Task adaptation of Vision-Language-Action model: 1st Place Solution for the 2025 BEHAVIOR Challenge
Ilia Larchenko, Gleb Zarin, Akash Karnatak
2025-12-15
Summary
This paper details a computer program, a 'vision-action policy', that excelled in a robotics competition called the BEHAVIOR Challenge. The program is designed to perform everyday household tasks in a realistic computer simulation, like manipulating objects with two hands and navigating a virtual home.
What's the problem?
Creating a robot that can reliably perform complex, multi-step tasks like those found in a home is incredibly difficult. Existing programs often struggle with long sequences of actions, require a lot of training data, and can produce jerky or illogical movements. The BEHAVIOR Challenge specifically tests a robot's ability to handle these kinds of tasks in a diverse and demanding environment.
What's the solution?
The researchers built upon an existing program framework called Pi0.5 and added several key improvements. They introduced a new technique called 'correlated noise' which makes the training process more efficient and helps the program create smoother, more natural-looking actions. They also used 'attention' mechanisms to help the program focus on the most important parts of the scene and a 'System 2' approach to resolve any confusion about what to do next. Finally, they optimized the program for speed and accuracy using techniques like action compression and specific rules tailored to the challenge.
Why it matters?
This work represents a significant step forward in the field of robotic control. By achieving a top score in the BEHAVIOR Challenge, the researchers demonstrated a program capable of handling a wide range of complex tasks with a high degree of success.

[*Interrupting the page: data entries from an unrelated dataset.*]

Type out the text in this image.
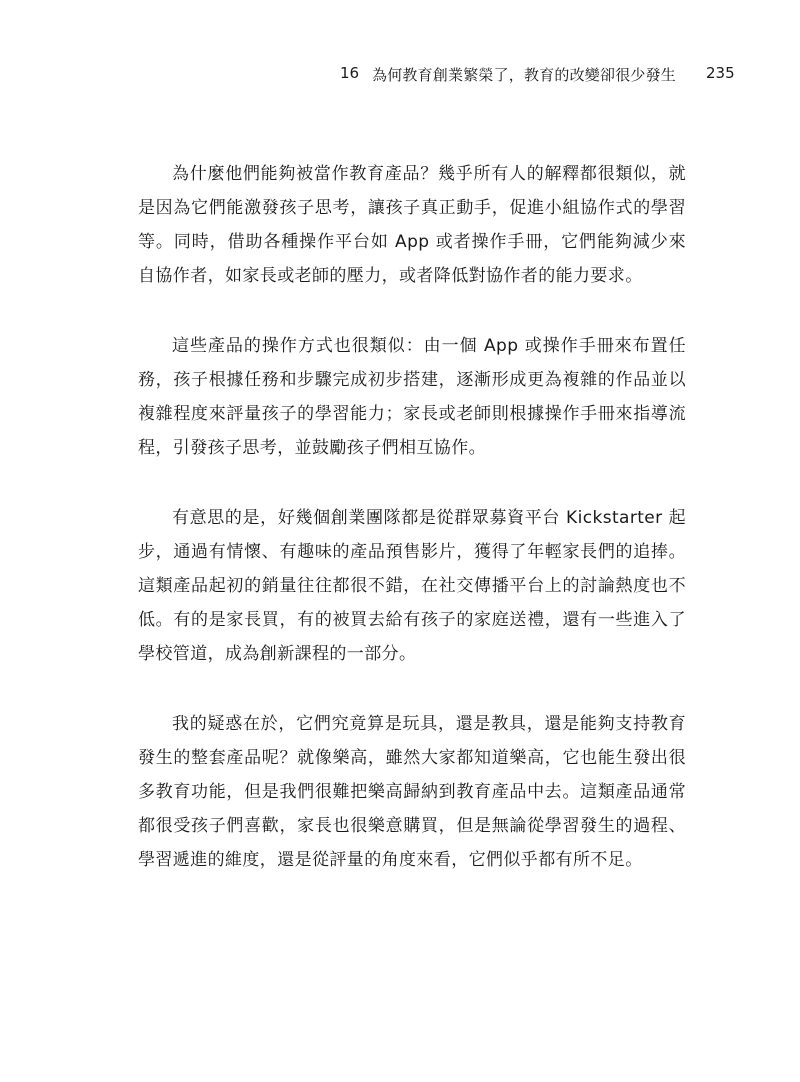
16 為何教育創業繁榮了，教育的改變卻很少發生 235

為什麼他們能夠被當作教育產品？幾乎所有人的解釋都很類似，就是因為它們能激發孩子思考，讓孩子真正動手，促進小組協作式的學習等。同時，借助各種操作平台如 App 或者操作手冊，它們能夠減少來自協作者，如家長或老師的壓力，或者降低對協作者的能力要求。

這些產品的操作方式也很類似：由一個 App 或操作手冊來布置任務，孩子根據任務和步驟完成初步搭建，逐漸形成更為複雜的作品並以複雜程度來評量孩子的學習能力；家長或老師則根據操作手冊來指導流程，引發孩子思考，並鼓勵孩子們相互協作。

有意思的是，好幾個創業團隊都是從群眾募資平台 Kickstarter 起步，通過有情懷、有趣味的產品預售影片，獲得了年輕家長們的追捧。這類產品起初的銷量往往都很不錯，在社交傳播平台上的討論熱度也不低。有的是家長買，有的被買去給有孩子的家庭送禮，還有一些進入了學校管道，成為創新課程的一部分。

我的疑惑在於，它們究竟算是玩具，還是教具，還是能夠支持教育發生的整套產品呢？就像樂高，雖然大家都知道樂高，它也能生發出很多教育功能，但是我們很難把樂高歸納到教育產品中去。這類產品通常都很受孩子們喜歡，家長也很樂意購買，但是無論從學習發生的過程、學習遞進的維度，還是從評量的角度來看，它們似乎都有所不足。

This could eventually lead to more capable and helpful robots in our homes and workplaces, assisting with chores and other everyday activities.
Abstract
We present a vision-action policy that won 1st place in the 2025 BEHAVIOR Challenge - a large-scale benchmark featuring 50 diverse long-horizon household tasks in photo-realistic simulation, requiring bimanual manipulation, navigation, and context-aware decision making. Building on the Pi0.5 architecture, we introduce several innovations. Our primary contribution is correlated noise for flow matching, which improves training efficiency and enables correlation-aware inpainting for smooth action sequences. We also apply learnable mixed-layer attention and System 2 stage tracking for ambiguity resolution. Training employs multi-sample flow matching to reduce variance, while inference uses action compression and challenge-specific correction rules. Our approach achieves 26% q-score across all 50 tasks on both public and private leaderboards.